In my ASCO presentation, I will presenting overall survival and exploratory subgroup analysis from the registration enabling phase II CodeBreaK 100 clinical trial in patients with KRAS G12C non-small cell lung cancer that were previously treated. The most important findings from this study are that with a median follow-up of 15.3 months, sotorasib yielded an objective response rate, a confirmed objective response rate, of 37.1% with four patients achieving a complete response to therapy corresponding to a 3.2% of complete response.



The median duration of response was 11.1 months. The median progression-free survival with sotorasib was 6.8 months, and the median overall survival with sotorasib was 12.5 months. This is important because this is the first report of a clinically meaningful overall survival benefit with the KRAS G12C inhibitor in previously treated patients with KRAS G12C non-small cell lung cancer.



The second point from the presentation that I would like to highlight is that sotorasib exhibited broad and consistent clinical activity across a range of patient subgroups as defined on the basis of baseline characteristics, but importantly also on the basis of molecular profiles. Specifically, responses to sotorasib were observed across subgroups of patients defined on the basis of co-occuring mutations in P53, STK11, and KEAP1.



It is particularly notable that the subgroup of patients with co-occuring mutations in STK11 that were wild type for KEAP1 appeared to derive improved benefit from sotorasib with an objective response rate of 50% in this subgroup, a median progression-free survival of 11 months, and the median overall survival of 15.3 months.



This is, in my opinion, very interesting because typically clinical outcomes for patients with STK11 co-mutations are poor. These patients exhibit poor responses to standard of care therapies, being docetaxel, immune checkpoint inhibitors, or even platinum doublet chemotherapy. I think these results clearly demonstrate that we have dealt KRAS G12C-mutant lung adenocarcinoma and a knock-down punch, but the fight is not over.

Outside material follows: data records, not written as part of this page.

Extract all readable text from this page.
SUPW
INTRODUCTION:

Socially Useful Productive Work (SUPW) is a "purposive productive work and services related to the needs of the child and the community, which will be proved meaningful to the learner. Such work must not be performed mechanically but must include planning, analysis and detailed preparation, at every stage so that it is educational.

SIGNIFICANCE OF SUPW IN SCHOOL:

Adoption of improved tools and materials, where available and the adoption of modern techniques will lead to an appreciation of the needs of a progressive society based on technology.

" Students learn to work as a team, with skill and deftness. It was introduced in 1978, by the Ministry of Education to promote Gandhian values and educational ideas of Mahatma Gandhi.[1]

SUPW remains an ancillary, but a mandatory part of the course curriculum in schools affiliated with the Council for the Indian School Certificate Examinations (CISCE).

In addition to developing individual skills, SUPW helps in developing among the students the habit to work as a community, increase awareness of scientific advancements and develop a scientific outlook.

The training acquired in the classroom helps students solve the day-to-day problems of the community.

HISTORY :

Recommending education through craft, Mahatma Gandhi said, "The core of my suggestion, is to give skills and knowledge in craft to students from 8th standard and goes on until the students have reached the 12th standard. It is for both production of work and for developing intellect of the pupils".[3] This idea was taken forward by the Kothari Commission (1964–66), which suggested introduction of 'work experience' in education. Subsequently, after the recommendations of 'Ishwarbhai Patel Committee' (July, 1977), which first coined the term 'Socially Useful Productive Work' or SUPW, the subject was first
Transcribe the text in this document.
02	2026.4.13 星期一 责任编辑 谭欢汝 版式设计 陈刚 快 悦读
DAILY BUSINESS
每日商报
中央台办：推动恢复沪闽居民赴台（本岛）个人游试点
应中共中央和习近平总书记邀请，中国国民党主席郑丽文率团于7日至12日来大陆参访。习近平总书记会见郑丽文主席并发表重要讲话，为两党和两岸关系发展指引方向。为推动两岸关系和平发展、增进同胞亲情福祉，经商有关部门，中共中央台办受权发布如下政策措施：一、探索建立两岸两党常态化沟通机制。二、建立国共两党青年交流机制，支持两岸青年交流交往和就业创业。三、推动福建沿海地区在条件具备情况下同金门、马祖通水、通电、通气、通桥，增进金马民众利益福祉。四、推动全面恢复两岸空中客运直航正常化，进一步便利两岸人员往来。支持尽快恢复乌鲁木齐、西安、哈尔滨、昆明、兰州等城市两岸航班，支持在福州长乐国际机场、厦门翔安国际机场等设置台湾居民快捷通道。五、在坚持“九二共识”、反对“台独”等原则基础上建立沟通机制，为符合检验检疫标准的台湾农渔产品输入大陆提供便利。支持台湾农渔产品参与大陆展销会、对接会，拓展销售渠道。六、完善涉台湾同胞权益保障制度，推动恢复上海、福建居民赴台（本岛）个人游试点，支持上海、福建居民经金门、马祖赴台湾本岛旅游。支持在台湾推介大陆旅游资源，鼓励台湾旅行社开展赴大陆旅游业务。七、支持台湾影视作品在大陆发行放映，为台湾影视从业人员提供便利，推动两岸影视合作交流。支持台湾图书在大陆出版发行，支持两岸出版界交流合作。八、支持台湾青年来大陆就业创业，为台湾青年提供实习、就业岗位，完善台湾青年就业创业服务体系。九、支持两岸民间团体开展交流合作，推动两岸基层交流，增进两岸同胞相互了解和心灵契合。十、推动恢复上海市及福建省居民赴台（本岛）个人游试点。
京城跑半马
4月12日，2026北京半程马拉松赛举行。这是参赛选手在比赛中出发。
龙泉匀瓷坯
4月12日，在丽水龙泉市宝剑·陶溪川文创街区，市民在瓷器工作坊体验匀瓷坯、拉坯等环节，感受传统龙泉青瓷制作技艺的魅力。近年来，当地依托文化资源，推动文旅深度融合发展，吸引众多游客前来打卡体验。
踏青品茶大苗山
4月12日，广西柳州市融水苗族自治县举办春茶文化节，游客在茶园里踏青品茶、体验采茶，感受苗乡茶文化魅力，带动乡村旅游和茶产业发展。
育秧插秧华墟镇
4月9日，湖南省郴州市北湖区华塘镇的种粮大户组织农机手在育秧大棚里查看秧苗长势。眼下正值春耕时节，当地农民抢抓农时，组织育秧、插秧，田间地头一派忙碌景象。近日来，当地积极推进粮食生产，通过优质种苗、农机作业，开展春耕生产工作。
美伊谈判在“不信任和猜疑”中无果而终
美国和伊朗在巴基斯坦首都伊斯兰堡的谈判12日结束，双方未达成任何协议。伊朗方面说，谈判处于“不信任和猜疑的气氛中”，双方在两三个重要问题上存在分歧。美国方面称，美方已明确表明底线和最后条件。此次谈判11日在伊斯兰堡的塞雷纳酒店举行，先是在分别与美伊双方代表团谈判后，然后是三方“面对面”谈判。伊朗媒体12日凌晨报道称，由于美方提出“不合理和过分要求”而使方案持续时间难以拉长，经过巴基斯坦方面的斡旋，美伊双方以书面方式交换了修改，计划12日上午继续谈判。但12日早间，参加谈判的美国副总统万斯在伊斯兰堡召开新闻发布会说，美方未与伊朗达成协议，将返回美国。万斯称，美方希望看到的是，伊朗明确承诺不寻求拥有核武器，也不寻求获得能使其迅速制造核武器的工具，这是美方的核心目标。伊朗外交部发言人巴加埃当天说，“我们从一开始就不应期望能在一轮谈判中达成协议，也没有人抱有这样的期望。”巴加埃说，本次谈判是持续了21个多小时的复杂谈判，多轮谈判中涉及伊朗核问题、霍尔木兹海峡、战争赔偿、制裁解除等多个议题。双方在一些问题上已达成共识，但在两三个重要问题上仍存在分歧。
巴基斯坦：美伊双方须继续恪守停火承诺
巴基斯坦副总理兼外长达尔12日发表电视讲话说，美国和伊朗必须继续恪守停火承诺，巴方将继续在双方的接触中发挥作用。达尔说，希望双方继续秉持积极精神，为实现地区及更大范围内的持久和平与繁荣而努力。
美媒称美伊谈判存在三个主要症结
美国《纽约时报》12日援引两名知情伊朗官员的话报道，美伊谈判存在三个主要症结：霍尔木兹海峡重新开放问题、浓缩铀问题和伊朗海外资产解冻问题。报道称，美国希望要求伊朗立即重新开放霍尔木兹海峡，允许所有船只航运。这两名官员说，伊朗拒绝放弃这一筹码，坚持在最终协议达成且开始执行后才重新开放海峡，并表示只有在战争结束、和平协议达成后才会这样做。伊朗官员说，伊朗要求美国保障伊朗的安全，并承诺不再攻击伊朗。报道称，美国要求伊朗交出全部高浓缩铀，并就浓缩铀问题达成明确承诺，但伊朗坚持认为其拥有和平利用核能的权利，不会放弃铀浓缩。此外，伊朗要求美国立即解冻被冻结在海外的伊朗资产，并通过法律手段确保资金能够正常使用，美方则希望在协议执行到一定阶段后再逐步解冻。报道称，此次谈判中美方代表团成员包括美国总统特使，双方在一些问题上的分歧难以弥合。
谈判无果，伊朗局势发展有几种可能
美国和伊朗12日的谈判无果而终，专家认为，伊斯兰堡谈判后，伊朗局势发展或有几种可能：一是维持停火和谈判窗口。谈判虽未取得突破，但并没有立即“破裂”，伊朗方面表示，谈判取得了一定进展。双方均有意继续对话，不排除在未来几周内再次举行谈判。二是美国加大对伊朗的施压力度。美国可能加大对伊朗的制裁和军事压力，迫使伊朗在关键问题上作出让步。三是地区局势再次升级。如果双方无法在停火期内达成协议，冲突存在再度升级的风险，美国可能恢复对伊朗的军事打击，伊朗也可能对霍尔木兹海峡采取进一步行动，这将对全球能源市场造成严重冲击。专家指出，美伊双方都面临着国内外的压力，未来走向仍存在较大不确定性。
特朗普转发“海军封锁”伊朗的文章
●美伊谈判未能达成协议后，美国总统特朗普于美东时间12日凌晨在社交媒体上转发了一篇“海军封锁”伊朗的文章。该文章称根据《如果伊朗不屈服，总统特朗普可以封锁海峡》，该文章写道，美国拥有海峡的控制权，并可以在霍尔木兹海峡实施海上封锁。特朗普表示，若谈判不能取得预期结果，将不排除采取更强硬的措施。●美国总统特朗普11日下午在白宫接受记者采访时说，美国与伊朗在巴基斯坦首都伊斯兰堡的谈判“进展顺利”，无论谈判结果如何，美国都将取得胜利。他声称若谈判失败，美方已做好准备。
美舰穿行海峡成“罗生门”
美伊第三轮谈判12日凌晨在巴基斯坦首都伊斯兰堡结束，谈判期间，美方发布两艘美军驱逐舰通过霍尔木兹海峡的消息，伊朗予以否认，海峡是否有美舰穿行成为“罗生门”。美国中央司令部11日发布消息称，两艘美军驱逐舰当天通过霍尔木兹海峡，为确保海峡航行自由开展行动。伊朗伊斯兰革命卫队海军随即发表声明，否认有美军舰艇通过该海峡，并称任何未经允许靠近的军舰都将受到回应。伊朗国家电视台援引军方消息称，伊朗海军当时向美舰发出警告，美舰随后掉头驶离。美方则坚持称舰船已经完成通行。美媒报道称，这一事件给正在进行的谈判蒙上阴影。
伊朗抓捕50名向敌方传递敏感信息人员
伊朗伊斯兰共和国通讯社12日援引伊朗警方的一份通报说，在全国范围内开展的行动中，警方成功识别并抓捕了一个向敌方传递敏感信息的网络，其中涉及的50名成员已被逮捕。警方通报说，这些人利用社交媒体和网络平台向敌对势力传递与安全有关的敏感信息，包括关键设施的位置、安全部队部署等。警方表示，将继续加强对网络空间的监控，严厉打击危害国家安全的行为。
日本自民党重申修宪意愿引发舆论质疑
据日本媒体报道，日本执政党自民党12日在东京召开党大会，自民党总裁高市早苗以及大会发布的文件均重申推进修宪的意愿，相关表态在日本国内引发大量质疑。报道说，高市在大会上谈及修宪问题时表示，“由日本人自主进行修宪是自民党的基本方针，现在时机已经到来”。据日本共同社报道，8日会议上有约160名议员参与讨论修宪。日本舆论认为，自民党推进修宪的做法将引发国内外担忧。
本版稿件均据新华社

I think immediate priorities for the future are the identification of genomic and non-genomic determinants of response to sotorasib as well as a full elucidation of mechanisms of both intrinsic and acquired resistance that could then potentially be tackled with rationally designed combination regimen. So it is important to understand how the tumors become resistant to sotorasib, what determines the patterns of resistance, and of course, ultimately, can we develop strategies that will either prevent the emergence of resistance or tackle resistance once it has occurred.